In particular, Chung and Reimers explored how national curricular frameworks and policies from these five countries and the United States prioritize, define, support and encourage the competencies that students need to thrive in the 21st century.
“While discussions about educational policies are not new, there exists little research that looks at the mechanisms by which these goals and purposes of education are made into policy and prioritized to help develop and support relevant competencies in students,” Chung said. “We know even less about how these processes and skills may be influenced by social, political and other system contexts.”
Across the globe, educational systems have broadened their goals to include competencies beyond the traditional literacies of math, reading, science and history. They may, for example, include a particular focus on citizenship, as in Chile or Singapore, or they may include teaching higher order thinking skills, as in China or the United States.

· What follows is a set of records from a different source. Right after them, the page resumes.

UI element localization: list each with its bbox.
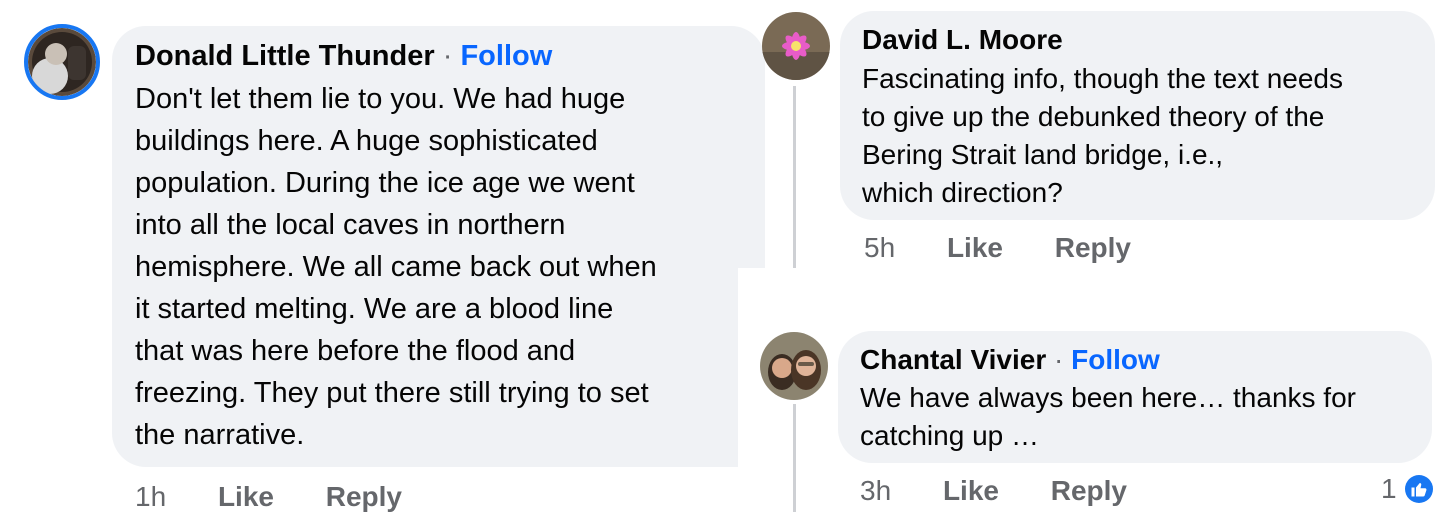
comment-line: catching up … bbox=[860, 420, 1039, 451]
comment-text-chantal: We have always been here… thanks for cat… bbox=[860, 379, 1356, 455]
reply-button[interactable]: Reply bbox=[326, 481, 402, 512]
comment-line: that was here before the flood and bbox=[135, 335, 576, 367]
comment-actions-david: 5h Like Reply bbox=[864, 232, 1175, 264]
avatar-david[interactable] bbox=[762, 12, 830, 80]
flower-photo-icon bbox=[762, 12, 830, 80]
reply-button[interactable]: Reply bbox=[1051, 475, 1127, 506]
follow-button[interactable]: Follow bbox=[460, 40, 552, 72]
like-button[interactable]: Like bbox=[947, 232, 1003, 263]
comment-line: to give up the debunked theory of the bbox=[862, 101, 1325, 132]
comment-line: into all the local caves in northern bbox=[135, 209, 566, 241]
comment-actions-chantal: 3h Like Reply bbox=[860, 475, 1171, 507]
comment-line: freezing. They put there still trying to… bbox=[135, 377, 649, 409]
comment-line: We have always been here… thanks for bbox=[860, 382, 1356, 413]
comment-author-donald: Donald Little Thunder · Follow bbox=[135, 40, 552, 73]
profile-photo-icon bbox=[28, 28, 96, 96]
comment-time[interactable]: 5h bbox=[864, 232, 895, 263]
comment-line: hemisphere. We all came back out when bbox=[135, 251, 657, 283]
follow-button[interactable]: Follow bbox=[1071, 344, 1160, 375]
comment-time[interactable]: 1h bbox=[135, 481, 166, 512]
like-thumb-icon bbox=[1404, 475, 1433, 503]
avatar-chantal[interactable] bbox=[760, 332, 828, 400]
comment-line: the narrative. bbox=[135, 419, 305, 451]
comment-line: Fascinating info, though the text needs bbox=[862, 63, 1343, 94]
author-name[interactable]: Donald Little Thunder bbox=[135, 40, 435, 72]
profile-photo-icon bbox=[760, 332, 828, 400]
reaction-summary[interactable]: 1 bbox=[1381, 473, 1433, 505]
comment-line: Bering Strait land bridge, i.e., bbox=[862, 139, 1224, 170]
reaction-count: 1 bbox=[1381, 473, 1397, 504]
like-button[interactable]: Like bbox=[218, 481, 274, 512]
author-name[interactable]: Chantal Vivier bbox=[860, 344, 1046, 375]
avatar-donald[interactable] bbox=[24, 24, 100, 100]
like-button[interactable]: Like bbox=[943, 475, 999, 506]
thread-connector bbox=[793, 404, 796, 512]
separator-dot: · bbox=[442, 40, 453, 72]
thread-connector bbox=[793, 86, 796, 268]
reply-button[interactable]: Reply bbox=[1055, 232, 1131, 263]
comment-line: it started melting. We are a blood line bbox=[135, 293, 614, 325]
author-name[interactable]: David L. Moore bbox=[862, 24, 1063, 55]
comment-line: which direction? bbox=[862, 177, 1063, 208]
comment-time[interactable]: 3h bbox=[860, 475, 891, 506]
comment-author-chantal: Chantal Vivier · Follow bbox=[860, 344, 1160, 376]
comment-line: population. During the ice age we went bbox=[135, 167, 635, 199]
comment-actions-donald: 1h Like Reply bbox=[135, 481, 446, 513]
comment-line: buildings here. A huge sophisticated bbox=[135, 125, 598, 157]
comment-author-david: David L. Moore bbox=[862, 24, 1063, 56]
comment-text-david: Fascinating info, though the text needs … bbox=[862, 60, 1343, 212]
comment-text-donald: Don't let them lie to you. We had huge b… bbox=[135, 78, 657, 456]
separator-dot: · bbox=[1054, 344, 1064, 375]
comment-line: Don't let them lie to you. We had huge bbox=[135, 83, 626, 115]
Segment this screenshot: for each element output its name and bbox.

“Our study found that as the learning goals were broadened in these countries, educational systems are trying to close the gap between aspirations and classroom practice, in different ways and to differing degrees,” Reimers said. “Doing so successfully will require a different kind of leadership than the leadership which has been successful expanding access to schools. The challenge now is to go beyond making education systems inclusive and efficient, to making them relevant to the needs of the 21st century.”
Chung is the Research Director for the Global Education Initiative at the Harvard Graduate School of Education. Reimers is the Ford Foundation Professor of Practice in International Education and the director of the Global Education Innovation Initiative and the International Education Policy Program at the Harvard Graduate School of Education.